Três semanas após a vitória do empresário Sebastián Piñera, que garantiu a volta da direita ao poder no Chile pela primeira vez desde o fim da ditadura (1973-1990), a coalizão de centro-esquerda Concertação ainda não começou uma autocrítica. Esta é a avaliação do economista Roberto Pizarro, que transitou pelos governos da aliança no poder. Foi ministro do Planejamento e embaixador chileno no Equador durante o mandato de Eduardo Frei Ruiz-Tagle (1994-2000). Nos últimos anos, trabalhou na cancelaria chilena, no departamento de negociações econômicas internacionais. Com a vitória de Piñera, renunciou e acaba de ser nomeado reitor da universidade Academia de Humanismo Cristão, que foi um foco de resistência ao regime de Augusto Pinochet.
Durante o governo de Salvador Allende (1970-1973) Tito Pizarro, como é chamado pelos amigos, foi diretor do Centro de Estudos Socioeconômicos (CESO), onde também trabalhavam Marco Aurélio Garcia, Emir Sader, Theotonio dos Santos, André Gunther Frank, e Rui Mauro Marini. Durante a ditadura, Pizarro se exilou em Buenos Aires, onde foi detido pela Operação Condor de novembro de 1975 até setembro de 1976. Após a libertação, foi para Inglaterra, onde fez pós-graduação na Universidade de Sussex, antes de se instalar na Nicarágua de 1981 a 1990. Na entrevista concedida ao Opera Mundi, ele aponta os erros políticos e econômicos da Concertação que, segundo ele, terá muita dificuldade para sobreviver após a derrota. O economista considera que a coalizão não cumpriu suas principais tarefas, confundindo dogmas neoliberais com políticas sociais.
Apesar da enorme popularidade da presidente Michelle Bachelet, o candidato de centro-esquerda Eduardo Frei não conseguiu se eleger, o que foi interpretado como uma rejeição da coalizão que governou o Chile nos últimos 20 anos. Porque a maioria do país não queria mais a Concertação?

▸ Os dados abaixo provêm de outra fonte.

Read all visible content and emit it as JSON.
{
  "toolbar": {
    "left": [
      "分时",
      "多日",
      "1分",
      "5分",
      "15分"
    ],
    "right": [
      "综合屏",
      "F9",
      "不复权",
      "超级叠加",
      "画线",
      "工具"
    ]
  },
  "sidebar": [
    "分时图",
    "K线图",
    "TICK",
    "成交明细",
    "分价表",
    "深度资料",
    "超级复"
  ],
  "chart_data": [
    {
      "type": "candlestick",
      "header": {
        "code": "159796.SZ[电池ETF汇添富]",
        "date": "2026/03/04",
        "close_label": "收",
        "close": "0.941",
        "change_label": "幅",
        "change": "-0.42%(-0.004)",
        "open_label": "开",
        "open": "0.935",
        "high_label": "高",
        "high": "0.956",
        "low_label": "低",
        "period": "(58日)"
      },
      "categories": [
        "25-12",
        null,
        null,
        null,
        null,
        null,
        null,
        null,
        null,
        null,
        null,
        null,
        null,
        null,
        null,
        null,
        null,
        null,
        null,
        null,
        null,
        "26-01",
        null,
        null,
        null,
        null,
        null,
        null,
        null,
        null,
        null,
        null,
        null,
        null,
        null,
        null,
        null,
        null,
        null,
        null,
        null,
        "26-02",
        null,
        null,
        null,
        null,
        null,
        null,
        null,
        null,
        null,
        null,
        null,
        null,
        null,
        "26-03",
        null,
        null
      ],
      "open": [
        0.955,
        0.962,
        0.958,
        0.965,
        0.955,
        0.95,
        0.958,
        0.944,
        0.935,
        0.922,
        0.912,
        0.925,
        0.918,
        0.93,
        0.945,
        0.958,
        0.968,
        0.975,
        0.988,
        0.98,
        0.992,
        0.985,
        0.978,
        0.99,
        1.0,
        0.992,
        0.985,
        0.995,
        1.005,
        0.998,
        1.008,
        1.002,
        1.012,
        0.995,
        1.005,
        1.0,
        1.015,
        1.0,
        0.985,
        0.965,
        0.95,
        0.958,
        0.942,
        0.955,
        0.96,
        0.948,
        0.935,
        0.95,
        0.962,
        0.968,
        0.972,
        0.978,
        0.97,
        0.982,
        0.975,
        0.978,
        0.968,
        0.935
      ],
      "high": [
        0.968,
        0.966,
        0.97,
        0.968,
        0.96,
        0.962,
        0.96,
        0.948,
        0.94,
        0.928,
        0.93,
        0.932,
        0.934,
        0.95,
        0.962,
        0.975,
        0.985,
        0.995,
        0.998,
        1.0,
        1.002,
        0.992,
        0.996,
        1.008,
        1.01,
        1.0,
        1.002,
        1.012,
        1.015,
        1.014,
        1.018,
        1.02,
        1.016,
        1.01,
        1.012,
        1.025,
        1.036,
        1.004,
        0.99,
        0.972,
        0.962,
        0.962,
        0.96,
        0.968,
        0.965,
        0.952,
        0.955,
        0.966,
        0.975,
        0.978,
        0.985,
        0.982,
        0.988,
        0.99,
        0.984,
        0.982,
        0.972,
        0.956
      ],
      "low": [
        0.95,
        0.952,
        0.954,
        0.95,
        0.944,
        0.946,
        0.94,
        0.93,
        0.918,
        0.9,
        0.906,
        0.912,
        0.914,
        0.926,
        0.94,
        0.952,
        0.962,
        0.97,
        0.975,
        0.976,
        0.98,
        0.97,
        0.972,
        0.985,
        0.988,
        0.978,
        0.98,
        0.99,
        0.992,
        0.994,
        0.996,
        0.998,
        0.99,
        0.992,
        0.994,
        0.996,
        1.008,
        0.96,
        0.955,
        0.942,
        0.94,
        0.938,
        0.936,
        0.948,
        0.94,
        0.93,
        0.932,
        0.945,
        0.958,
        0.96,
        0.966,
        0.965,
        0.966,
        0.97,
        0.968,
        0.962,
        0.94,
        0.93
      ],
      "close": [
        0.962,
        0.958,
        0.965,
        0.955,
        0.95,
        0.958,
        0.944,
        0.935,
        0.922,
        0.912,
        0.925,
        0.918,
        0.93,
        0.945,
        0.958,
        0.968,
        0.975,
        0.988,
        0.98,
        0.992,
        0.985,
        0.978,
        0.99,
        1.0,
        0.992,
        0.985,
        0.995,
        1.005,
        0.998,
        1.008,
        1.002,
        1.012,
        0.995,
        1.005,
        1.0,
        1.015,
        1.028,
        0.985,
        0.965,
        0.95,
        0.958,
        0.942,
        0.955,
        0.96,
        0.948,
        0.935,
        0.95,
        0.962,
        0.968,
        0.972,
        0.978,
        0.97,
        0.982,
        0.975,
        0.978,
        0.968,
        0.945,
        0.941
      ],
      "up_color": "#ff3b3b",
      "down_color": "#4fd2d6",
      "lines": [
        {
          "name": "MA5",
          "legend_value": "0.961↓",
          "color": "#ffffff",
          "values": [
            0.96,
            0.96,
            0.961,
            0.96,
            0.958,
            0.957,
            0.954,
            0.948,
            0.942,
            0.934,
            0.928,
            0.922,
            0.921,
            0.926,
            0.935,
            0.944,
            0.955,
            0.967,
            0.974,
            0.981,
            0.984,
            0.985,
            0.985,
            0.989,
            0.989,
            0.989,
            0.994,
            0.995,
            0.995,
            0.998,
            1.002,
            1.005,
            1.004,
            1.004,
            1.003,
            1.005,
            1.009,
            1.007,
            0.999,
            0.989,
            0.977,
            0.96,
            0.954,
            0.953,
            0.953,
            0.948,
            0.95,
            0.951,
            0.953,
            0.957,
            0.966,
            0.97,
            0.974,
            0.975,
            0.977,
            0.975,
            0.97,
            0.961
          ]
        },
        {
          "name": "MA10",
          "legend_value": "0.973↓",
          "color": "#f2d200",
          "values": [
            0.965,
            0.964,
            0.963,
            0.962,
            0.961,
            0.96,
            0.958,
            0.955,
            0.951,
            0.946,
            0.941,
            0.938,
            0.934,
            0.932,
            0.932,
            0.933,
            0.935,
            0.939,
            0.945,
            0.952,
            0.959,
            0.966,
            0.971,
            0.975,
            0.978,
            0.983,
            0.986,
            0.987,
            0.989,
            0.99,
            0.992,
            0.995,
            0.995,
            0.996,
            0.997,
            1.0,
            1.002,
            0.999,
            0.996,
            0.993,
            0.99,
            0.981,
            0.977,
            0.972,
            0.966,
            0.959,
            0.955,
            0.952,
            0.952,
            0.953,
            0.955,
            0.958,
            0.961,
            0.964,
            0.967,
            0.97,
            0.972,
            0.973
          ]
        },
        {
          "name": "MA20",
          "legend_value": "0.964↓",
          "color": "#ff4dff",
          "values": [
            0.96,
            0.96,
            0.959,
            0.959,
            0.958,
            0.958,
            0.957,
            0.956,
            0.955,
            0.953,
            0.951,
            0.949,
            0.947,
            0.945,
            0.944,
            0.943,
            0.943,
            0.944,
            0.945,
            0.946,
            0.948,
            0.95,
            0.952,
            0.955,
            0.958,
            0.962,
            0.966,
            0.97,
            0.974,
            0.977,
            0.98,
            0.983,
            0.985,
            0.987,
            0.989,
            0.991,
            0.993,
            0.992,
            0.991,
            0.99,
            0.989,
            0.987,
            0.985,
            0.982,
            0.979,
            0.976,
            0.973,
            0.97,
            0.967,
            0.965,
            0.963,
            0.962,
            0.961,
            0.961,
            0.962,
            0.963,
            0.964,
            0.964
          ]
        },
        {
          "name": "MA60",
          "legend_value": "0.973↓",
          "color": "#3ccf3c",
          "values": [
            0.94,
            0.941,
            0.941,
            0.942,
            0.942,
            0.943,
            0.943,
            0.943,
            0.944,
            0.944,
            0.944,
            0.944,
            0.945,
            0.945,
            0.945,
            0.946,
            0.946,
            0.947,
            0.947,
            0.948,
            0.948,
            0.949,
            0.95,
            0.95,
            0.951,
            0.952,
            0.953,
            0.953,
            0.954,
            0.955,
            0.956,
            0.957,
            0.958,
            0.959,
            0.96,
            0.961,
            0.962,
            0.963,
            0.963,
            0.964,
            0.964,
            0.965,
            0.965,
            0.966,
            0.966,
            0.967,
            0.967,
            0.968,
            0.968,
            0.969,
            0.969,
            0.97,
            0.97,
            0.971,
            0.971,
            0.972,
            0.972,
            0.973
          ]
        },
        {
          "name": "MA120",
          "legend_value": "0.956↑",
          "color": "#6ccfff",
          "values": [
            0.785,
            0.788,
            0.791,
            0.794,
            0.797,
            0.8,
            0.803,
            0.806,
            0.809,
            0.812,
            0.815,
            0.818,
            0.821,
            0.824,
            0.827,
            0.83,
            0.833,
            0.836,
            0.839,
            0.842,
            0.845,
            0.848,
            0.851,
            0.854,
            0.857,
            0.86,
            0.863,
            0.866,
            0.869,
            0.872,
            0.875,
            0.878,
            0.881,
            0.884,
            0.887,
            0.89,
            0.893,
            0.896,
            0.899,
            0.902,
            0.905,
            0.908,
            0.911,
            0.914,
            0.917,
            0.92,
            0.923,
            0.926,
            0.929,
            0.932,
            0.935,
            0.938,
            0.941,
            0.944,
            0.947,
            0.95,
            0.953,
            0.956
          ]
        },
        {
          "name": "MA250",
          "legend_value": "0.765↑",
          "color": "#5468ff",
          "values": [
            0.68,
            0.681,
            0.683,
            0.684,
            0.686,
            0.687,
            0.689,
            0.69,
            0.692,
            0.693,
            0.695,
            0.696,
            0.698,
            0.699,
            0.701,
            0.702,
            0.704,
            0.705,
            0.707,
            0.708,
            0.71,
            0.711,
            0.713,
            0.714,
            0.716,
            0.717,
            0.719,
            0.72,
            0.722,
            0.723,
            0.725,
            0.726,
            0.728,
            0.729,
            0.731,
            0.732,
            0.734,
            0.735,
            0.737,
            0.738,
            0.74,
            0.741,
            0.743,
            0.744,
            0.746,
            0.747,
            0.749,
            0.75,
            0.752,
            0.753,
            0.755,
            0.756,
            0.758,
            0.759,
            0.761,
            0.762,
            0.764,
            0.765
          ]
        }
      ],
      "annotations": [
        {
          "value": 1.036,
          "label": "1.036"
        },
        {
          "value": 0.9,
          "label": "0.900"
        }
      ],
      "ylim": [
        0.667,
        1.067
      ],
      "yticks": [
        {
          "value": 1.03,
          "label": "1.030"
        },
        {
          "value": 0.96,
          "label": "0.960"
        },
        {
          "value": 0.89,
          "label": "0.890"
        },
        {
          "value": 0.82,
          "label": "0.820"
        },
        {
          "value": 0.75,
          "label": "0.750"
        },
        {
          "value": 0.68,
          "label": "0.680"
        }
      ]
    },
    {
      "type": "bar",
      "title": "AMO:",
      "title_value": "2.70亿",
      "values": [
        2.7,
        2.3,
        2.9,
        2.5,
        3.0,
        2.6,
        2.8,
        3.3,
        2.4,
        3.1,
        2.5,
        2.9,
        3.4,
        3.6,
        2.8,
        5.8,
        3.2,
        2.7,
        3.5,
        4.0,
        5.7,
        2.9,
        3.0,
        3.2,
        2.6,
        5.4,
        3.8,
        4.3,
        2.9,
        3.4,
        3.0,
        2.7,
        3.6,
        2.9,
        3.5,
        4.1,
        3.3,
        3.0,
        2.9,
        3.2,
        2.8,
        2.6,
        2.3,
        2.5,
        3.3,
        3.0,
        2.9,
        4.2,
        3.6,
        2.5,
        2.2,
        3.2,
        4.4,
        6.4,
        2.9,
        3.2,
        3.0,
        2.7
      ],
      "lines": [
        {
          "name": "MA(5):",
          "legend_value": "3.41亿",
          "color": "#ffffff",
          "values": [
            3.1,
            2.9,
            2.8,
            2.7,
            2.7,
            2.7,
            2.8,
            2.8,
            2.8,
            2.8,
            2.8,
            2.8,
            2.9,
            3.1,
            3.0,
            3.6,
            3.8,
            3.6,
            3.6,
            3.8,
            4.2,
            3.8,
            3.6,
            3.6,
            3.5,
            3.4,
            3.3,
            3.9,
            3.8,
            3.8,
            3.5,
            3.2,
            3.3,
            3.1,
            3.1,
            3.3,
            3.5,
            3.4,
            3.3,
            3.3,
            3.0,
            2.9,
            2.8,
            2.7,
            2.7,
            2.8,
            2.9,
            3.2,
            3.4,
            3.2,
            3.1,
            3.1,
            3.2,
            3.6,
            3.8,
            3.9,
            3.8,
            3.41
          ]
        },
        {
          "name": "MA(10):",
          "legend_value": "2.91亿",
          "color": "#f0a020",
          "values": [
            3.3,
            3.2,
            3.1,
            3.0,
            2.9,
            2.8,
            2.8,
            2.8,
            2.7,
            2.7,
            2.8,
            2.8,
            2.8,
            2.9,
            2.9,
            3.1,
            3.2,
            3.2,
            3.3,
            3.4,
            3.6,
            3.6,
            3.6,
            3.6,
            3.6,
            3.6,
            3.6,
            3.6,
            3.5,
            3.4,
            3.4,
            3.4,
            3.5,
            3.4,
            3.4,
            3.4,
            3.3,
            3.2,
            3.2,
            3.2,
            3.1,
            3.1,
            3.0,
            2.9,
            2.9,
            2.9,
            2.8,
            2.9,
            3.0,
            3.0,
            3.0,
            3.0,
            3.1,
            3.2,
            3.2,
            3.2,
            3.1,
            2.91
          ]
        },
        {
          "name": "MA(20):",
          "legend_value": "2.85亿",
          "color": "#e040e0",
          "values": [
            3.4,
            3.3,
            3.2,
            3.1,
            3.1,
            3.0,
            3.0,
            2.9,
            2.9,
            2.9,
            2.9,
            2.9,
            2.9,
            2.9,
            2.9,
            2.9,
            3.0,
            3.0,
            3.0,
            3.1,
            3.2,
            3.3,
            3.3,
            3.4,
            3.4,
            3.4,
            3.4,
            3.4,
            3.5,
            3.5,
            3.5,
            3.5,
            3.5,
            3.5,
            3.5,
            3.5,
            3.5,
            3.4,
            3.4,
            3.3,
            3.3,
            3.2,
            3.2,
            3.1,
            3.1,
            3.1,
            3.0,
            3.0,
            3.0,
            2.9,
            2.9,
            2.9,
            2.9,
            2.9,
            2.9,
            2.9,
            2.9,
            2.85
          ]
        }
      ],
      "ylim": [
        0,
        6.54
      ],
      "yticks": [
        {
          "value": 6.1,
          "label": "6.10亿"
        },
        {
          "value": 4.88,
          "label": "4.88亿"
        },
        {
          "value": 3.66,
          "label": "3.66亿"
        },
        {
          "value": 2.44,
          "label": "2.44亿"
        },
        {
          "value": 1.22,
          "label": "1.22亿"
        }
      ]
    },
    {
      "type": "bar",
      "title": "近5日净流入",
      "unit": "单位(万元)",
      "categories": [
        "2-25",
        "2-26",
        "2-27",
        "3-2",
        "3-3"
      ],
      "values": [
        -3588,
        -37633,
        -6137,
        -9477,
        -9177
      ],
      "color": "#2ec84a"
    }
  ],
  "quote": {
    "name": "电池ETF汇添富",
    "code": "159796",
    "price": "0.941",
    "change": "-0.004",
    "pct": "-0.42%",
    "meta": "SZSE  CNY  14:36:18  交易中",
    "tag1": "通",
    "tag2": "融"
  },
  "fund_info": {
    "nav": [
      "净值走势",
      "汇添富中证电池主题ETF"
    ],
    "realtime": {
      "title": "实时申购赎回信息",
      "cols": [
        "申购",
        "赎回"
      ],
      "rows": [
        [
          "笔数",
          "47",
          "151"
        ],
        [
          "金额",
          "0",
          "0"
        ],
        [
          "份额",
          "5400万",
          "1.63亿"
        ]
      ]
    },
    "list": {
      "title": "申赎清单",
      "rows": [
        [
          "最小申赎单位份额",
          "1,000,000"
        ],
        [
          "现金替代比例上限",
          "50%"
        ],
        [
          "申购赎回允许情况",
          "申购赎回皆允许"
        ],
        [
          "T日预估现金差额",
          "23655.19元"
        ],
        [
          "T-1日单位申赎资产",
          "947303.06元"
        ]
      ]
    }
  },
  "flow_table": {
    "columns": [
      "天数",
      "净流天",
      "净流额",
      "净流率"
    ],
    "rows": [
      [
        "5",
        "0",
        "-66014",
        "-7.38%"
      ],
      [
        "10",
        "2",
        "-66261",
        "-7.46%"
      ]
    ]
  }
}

Acho que a razão principal é que os cidadãos não percebiam grandes diferenças entre Frei e Piñera. De fato, a Concertação não cumpriu sua promessa de mudar as instituições criadas pelo regime de Augusto Pinochet, e isso foi sua grande derrota política. Faltou vontade, e eu me atreveria a dizer que muitos de seus líderes se deram muito bem com este contexto institucional. A consequência é que, durante os últimos 20 anos, a essência do sistema político ficou a mesma, dependendo da constituição de 1980, elaborada por Pinochet.
O texto constitucional estabelece o regime eleitoral binominal, que restringe a participação dos cidadãos que não se identifiquem com a Concertação ou com a direita. Além disso, a constituição consagra o regime econômico neoliberal, limitando as intervenções do Estado na atividade econômica. Para a maioria dos chilenos, a eleição não era uma confrontação de programas, mas uma escolha entre duas pessoas. Frei parecia como o antigo presidente, que já teve sua oportunidade para governar e que não tinha mais nada a oferecer. Piñera foi percebido como uma nova figura que, talvez, conseguisse consertar os aspectos ruins da Concertação.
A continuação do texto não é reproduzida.